Article d’opinion d’Abebe Haile-Gabriel*
Alors que nous célébrons la Journée mondiale de l’alimentation le 16 octobre, une personne sur cinq souffre de la faim en Afrique. Plus d’un milliard d’Africains n’ont pas les moyens d’avoir une alimentation saine. L’Afrique recule dans ses efforts pour mettre fin à la faim, à l’insécurité alimentaire et à la malnutrition. Cette situation n’est pas durable.
Le dernier rapport sur l’état de la sécurité alimentaire et de la nutrition dans le monde, co-écrit par l’Organisation des Nations Unies pour l’alimentation et l’agriculture (FAO), montre que l’Afrique supporte le plus lourd fardeau de la faim par rapport aux autres régions. Environ 278 millions de personnes en Afrique seront confrontées à la faim en 2021. Cela représente une augmentation de 46 millions de personnes par rapport à la situation pré COVID en 2019.

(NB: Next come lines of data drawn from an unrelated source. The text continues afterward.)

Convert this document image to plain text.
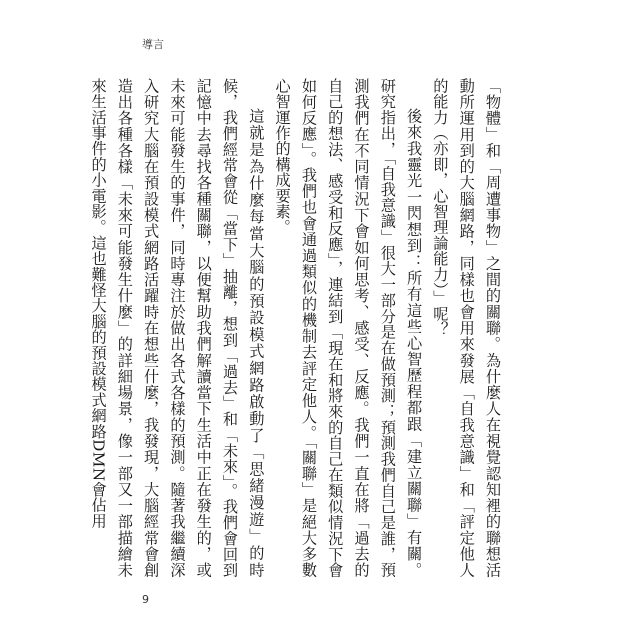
導言

「物體」和「周遭事物」之間的關聯。為什麼人在視覺認知裡的聯想活動所運用到的大腦網路，同樣也會用來發展「自我意識」和「評定他人的能力（亦即，心智理論能力）」呢？

後來我靈光一閃想到：所有這些心智歷程都跟「建立關聯」有關。研究指出，「自我意識」很大一部分是在做預測；預測我們自己是誰，預測我們在不同情況下會如何思考、感受、反應。我們一直在將「過去的自己的想法、感受和反應」，連結到「現在和將來的自己在類似情況下會如何反應」。我們也會通過類似的機制去評定他人。「關聯」是絕大多數心智運作的構成要素。

這就是為什麼每當大腦的預設模式網路啟動了「思緒漫遊」的時候，我們經常會從「當下」抽離，想到「過去」和「未來」。我們會回到記憶中去尋找各種關聯，以便幫助我們解讀當下生活中正在發生的，或未來可能發生的事件，同時專注於做出各式各樣的預測。隨著我繼續深入研究大腦在預設模式網路活躍時在想些什麼，我發現，大腦經常會創造出各種各樣「未來可能發生什麼」的詳細場景，像一部又一部描繪未來生活事件的小電影。這也難怪大腦的預設模式網路DMN會佔用

9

En plus de la pandémie, nous sommes confrontés à des chocs multiples et superposés et à des crises prolongées en Afrique qui font augmenter la faim.

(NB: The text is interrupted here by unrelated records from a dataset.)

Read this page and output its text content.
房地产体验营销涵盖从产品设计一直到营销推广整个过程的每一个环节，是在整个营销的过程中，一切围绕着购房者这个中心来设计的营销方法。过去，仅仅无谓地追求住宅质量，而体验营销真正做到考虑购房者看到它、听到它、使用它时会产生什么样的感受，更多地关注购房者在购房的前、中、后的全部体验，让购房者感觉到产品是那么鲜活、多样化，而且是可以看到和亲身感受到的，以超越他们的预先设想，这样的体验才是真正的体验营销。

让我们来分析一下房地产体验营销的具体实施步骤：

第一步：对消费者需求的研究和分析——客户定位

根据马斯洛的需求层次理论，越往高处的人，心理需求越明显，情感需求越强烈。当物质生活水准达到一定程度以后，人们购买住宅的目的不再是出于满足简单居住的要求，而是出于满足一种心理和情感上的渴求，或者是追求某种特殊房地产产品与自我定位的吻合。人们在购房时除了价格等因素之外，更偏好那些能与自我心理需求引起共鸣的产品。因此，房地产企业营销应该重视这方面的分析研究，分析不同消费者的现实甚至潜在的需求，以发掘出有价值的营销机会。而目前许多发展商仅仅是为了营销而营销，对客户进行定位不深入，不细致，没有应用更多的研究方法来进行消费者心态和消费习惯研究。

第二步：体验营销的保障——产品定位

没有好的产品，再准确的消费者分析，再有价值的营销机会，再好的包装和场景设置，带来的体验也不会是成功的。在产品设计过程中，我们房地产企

Les extrêmes climatiques continuent d’avoir de graves répercussions sur les économies et les moyens de subsistance, comme la sécheresse dans la Corne de l’Afrique et au Sahel. Les conflits et les guerres continuent de faire des ravages sur la vie et les moyens de subsistance de millions de personnes et sur les économies nationales. Le coût de la vie augmente.
Nous ne sommes plus qu’à huit ans de l’échéance de 2030 pour atteindre les objectifs de développement durable. Ou seulement huit récoltes annuelles.
Selon les projections de la FAO, plus de 670 millions de personnes souffriront de la faim dans le monde d’ici 2030. Il s’agit de la même prévalence que lors du lancement de l’Agenda 2030 en 2015. Trois cent dix millions de personnes sur ce total se trouveront en Afrique.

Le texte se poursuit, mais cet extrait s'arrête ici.